>This *is* a no brainer: patriotism and anarchism simply don't mix.
>Anarchism is against the nation-state. We're not going to fool anybody
>about our anti-statist politics by waving some symbol.
but you will wave the black flag, right? if you do, then you're waving "some symbol" and, as such, it stands for something right? anarchists for something and against something? and, even if you try to make it only a symbol of anarchist identity united against something, the logic of the black flag is the same as the logic of any flag identified with a nation: WE (against them) or (we against) THEM.
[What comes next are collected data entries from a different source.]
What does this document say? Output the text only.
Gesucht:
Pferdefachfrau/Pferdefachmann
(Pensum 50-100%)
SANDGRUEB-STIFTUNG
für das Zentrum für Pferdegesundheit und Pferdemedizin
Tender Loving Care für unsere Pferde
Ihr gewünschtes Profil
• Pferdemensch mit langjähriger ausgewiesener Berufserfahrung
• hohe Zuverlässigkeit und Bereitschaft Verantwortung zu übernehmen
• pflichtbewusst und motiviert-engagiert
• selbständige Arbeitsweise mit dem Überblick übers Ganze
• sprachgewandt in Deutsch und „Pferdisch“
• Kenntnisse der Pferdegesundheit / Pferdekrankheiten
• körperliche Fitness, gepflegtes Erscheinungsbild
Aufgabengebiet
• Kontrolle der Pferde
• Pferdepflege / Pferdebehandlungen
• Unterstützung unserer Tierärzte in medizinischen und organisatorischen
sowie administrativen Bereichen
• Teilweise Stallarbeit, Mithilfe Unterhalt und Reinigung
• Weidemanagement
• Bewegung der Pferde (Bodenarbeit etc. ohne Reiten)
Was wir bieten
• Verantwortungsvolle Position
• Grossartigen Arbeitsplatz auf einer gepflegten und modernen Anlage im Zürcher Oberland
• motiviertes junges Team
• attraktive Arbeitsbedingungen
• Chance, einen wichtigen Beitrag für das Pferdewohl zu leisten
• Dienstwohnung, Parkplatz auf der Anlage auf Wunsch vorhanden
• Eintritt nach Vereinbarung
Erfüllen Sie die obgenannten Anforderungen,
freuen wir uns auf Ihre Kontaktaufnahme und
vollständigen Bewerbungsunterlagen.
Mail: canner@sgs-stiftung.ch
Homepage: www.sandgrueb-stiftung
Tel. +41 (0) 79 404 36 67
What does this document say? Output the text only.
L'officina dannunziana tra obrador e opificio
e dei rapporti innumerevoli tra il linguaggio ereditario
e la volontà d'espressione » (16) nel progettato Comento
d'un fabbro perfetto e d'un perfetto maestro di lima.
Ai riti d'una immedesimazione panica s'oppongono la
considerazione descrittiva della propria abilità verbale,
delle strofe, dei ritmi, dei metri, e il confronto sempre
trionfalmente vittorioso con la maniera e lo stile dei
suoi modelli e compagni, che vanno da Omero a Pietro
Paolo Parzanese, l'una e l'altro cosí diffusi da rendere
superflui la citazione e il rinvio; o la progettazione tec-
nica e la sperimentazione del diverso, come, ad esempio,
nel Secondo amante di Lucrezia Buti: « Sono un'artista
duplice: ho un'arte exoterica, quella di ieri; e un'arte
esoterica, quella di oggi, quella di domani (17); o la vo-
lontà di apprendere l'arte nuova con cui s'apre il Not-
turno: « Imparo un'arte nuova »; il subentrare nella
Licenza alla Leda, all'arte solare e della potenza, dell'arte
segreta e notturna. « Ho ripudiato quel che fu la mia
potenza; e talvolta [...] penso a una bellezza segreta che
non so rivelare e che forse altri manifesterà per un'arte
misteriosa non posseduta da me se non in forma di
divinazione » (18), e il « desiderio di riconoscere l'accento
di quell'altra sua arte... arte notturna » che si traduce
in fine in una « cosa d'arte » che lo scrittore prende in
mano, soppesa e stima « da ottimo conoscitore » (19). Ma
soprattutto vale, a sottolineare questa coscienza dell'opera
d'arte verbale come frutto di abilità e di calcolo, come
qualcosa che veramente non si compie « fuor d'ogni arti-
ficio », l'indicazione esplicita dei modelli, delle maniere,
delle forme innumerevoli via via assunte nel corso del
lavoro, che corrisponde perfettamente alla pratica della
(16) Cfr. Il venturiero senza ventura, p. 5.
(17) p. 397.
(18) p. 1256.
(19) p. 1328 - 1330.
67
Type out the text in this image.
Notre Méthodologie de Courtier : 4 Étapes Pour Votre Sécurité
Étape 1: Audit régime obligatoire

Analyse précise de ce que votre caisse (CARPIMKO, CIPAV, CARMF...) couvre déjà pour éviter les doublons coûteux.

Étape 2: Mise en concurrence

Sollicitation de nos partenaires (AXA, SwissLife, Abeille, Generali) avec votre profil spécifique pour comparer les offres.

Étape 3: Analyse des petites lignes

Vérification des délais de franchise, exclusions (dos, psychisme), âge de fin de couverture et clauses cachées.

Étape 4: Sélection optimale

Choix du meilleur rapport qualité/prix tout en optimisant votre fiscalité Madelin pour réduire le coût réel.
you can't get around the fact that in order to build a movement against nationalism/capitalism/statism, then you are recreating a new "ism" and a new kind of solidarity that reaches across localities. Although it may be more encompassing and seem more fluid and contestable than the nation-state, its logic is the same. the anarchist flag is a symbol meant to unite people all across the world in a struggle against the capitalist state and state capitalism. and that is exactly the logic that underpinned nationalism:
(The nation state) is imagined because the members of even the smallest nation will never know most of their fellow-members, meet them, or even hear of them, yet in the minds of each lives the image of their communion. Renan referred to this imagining in his suavely back-handed way when he wrote that 'Or lessence d'une nation est que tons les individus aient beaucoup de choses en commun, et aussi que tous aient oublié bien des choses. With a certain ferocity Gellner makes a comparable point when he rules that 'Nationalism is not the awakening of nations to self-consciousness: it invents nations where they do not exist.' The drawback to this formulation, however, is that Gellner is so anxious to show that nationalism masquerades under false pretences that he assimilates 'invention' to 'fabrication' and 'falsity', rather than to 'imagining' and 'creation'. In this way he implies that 'true' communities exist which can be advantageously juxtaposed to nations. In fact, all communities larger than primordial villages of face-to-face contact (and perhaps even these) are imagined. Communities are to be distinguished, not by their falsity/genuineness, but by the style in which they are imagined. Javanese villagers have always known that they are connected to people they have never seen, but these ties were once imagined particularistically-as indefinitely stretchable nets of kinship and clientship. Until quite recently, the Javanese language had no word meaning the abstraction 'society.' We may today think of the French aristocracy of the ancien régime as a class; but surely it was imagined this way only very late. To the question 'Who is the Comte de X? the normal answer would have been, not 'a member of the aristocracy,' but 'the lord of X, 'the uncle of the Baronne de Y,'or 'a client of the Duc de Z.'
(here, in the passage below, just recall that what lies outside your boundaries is the liberal and the insufficiently alienated)
The nation is imagined as limited because even the largest of them encompassing perhaps a billion living human beings, has finite, if elastic boundaries, beyond which lie other nations. No nation imagines itself coterminous with mankind. The most messianic nationalists do not dream of a day when all the members of the human race will join their nation in the way that it was possible, in certain epochs, for, say, Christians to dream of a wholly Christian planet.
It is imagined as sovereign because the concept was born in an age in which Enlightenment and Revolution were destorying the legitamcy of the devinely-ordained, hierarchical dynastic realm. Coming to maturity at a stage of human history when even the most devout adherents of any universal religion were inescapably confronted with the living pluralism of such religions, and the allomorphism between each faith's ontological claims and territorial stretch, nations dream of being free, and, if under God, directly so. The gage and emblem of this freedom is the sovereign state.
Finally, it is imagined as a community, because, regardless of the actual inequality and exploitation that may prevail in each, the nation is always conceived as a deep, horizontal comradeship. Ultimately it is this fraternity that makes it possible, over the past two centuries, for so many millions of people, not so much to kill, as willingly to die for such limited imaginings.
These deaths bring us abruptly face to face with the central problem posed by nationalism: what makes the shrunken imaginings of recent history (scarcely more than two centuries) generate such colossal sacrifices? I believe that the beginnings of an answer lie in the cultural roots of nationalism.
Anderson, Benedict. Imagined Communities: Reflections on the Origin and Spread of Nationalism. Revised Edition ed. London and New York: Verso, 1991, pp. 5-7.